D&O insurance provides coverage to the “insured organization” and its officers, directors and employees for loss, including defense costs, arising from claims made during the policy period for “wrongful acts,” including acts, errors and omissions committed or omitted in an insured capacity. Depending on whether the insured organization is a public or private company, the “claims” insured under a D&O policy may be limited to “securities claims” or may include any written demand for monetary relief, including all manner of civil or regulatory proceedings. Some D&O policies may also include coverage for regulatory investigations of insured individuals and organizations. Many D&O policies exclude coverage for claims by one insured (entity or individual) against another, subject to exceptions for claims brought by a trustee or receiver in bankruptcy. Many D&O policies also exclude coverage for claims against an insured entity arising out of a breach of contract.
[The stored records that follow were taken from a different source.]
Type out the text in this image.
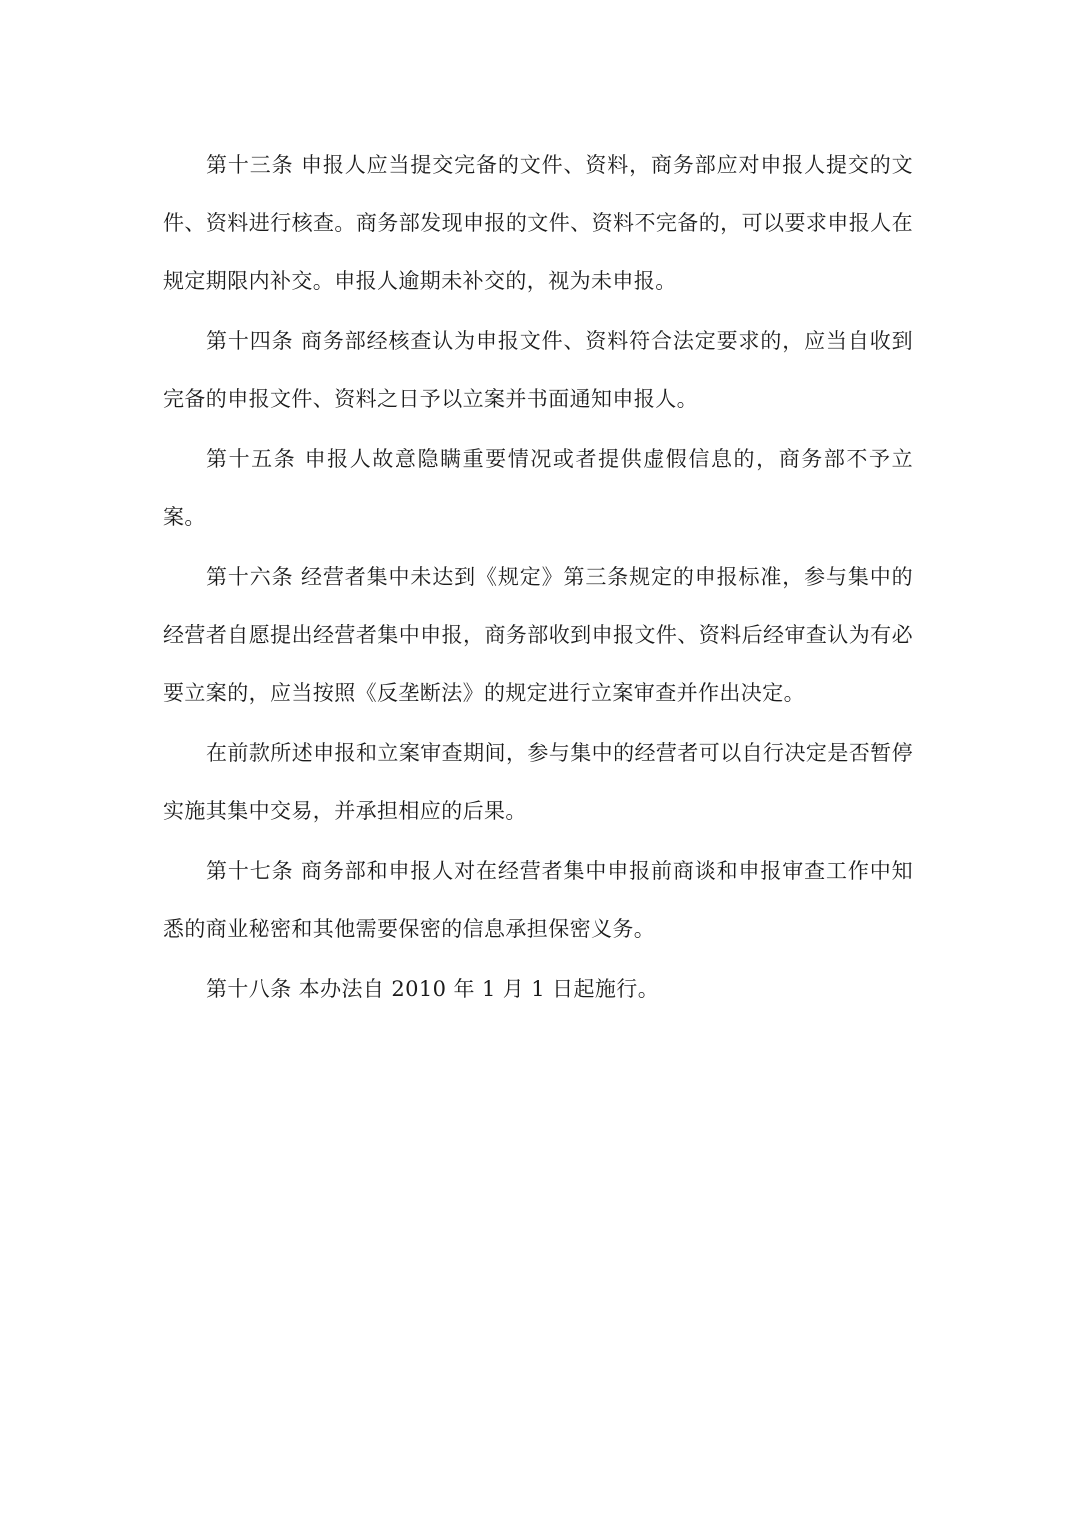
第十三条 申报人应当提交完备的文件、资料，商务部应对申报人提交的文件、资料进行核查。商务部发现申报的文件、资料不完备的，可以要求申报人在规定期限内补交。申报人逾期未补交的，视为未申报。

第十四条 商务部经核查认为申报文件、资料符合法定要求的，应当自收到完备的申报文件、资料之日予以立案并书面通知申报人。

第十五条 申报人故意隐瞒重要情况或者提供虚假信息的，商务部不予立案。

第十六条 经营者集中未达到《规定》第三条规定的申报标准，参与集中的经营者自愿提出经营者集中申报，商务部收到申报文件、资料后经审查认为有必要立案的，应当按照《反垄断法》的规定进行立案审查并作出决定。

在前款所述申报和立案审查期间，参与集中的经营者可以自行决定是否暂停实施其集中交易，并承担相应的后果。

第十七条 商务部和申报人对在经营者集中申报前商谈和申报审查工作中知悉的商业秘密和其他需要保密的信息承担保密义务。

第十八条 本办法自 2010 年 1 月 1 日起施行。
Notwithstanding these exclusions, D&O insurance may prove an essential financial resource for E&P companies to offset liability for defense costs, settlements and judgments in litigation arising out of the current oil-price slump. Shareholder claims (brought without the assistance of insured officers and directors), trustee claims in bankruptcy, regulatory investigations and M&A strike suits are paradigmatic, covered D&O claims. Even claims brought by one insured against another or claims alleging breach of contract may trigger some coverage under conventional D&O insurance, when coupled with claims by a non-insured entity or individual or when paired with allegations beyond the parties’ contracts. With all of the economic forces weighing on E&P companies, it is incumbent on risk managers and in-house counsel to pursue and exhaust the financial benefits afforded by corporate liability insurance. Doing so will best position corporate policyholders to weather the current crisis and take advantage of the future recovery in energy markets.